We can extend this reasoning to any finite number of dimensions. Given an invertible linear map $A$ from one $n$-dimensional space to another, we pick one of the $\text{lines}^0$ that $A$ stretches the most, focus on the $(n-1)\text{-plane}^0$ perpendicular to it, and repeat. We end up with perpendicular $\text{lines}^0$ $\mathcal{L}_1, \mathcal{L}_2, \ldots, \mathcal{L}_n$ which stay perpendicular when we apply $A$, and are ordered from most to least stretched. You asked for an answer that doesn't use singular value decomposition, but the joke's on you: if you try to understand why applying a linear map to a sphere turns it into an ellipsoid, you'll inevitably end up understanding singular value decomposition.

Answer 4

The answers on this thread are quite insightful but I am attempting here a rather very geometric answer, as the OP demanded so. For this I am going to use another interesting geometric interpretation of linear transformation (which is easier to imagine)

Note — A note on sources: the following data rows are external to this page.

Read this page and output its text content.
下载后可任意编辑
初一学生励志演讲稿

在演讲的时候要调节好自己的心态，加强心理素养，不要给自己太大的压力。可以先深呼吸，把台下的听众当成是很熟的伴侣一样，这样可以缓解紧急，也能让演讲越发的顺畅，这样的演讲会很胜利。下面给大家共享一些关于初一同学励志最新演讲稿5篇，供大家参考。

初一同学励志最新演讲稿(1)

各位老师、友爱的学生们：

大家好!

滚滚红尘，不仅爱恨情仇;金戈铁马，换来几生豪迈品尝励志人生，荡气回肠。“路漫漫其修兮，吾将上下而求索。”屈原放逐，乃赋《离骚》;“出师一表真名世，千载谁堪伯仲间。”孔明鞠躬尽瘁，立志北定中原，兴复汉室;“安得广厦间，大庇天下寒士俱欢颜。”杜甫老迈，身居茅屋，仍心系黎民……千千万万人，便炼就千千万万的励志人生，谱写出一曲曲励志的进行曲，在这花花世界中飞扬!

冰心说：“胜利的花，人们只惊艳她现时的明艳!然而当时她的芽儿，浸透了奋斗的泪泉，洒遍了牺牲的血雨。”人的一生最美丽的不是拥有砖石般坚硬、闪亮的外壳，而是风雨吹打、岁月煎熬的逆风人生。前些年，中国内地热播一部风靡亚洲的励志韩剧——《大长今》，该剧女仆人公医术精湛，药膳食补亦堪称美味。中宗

An alternate geometric interpretation of (dimension-preserving) linear transformation is that it's a transformation such that any line in original space is always transformed into a line and origin is not shifted.

Now imagine a freshly made pizza base/crust. Even more, let's make grids on it.

Our job is now to transform it's shape such that all the grid lines (or any possible line) remain lines. So you see at best what we can do is *stretch it with equal forces on opposite sides. You are free to choose where to stretch and Of course we can simply rotate it also after or before all the stretching.

It's not difficult to imagine that we can only get an ellipse (or bigger circle if we stretched from all sides with equal force).

Other interesting points: (1): The direction of stretch is eigen vector and extent to which it is stretched is eigen value; (2): Each rectangle from the gridlines is now parallelogram.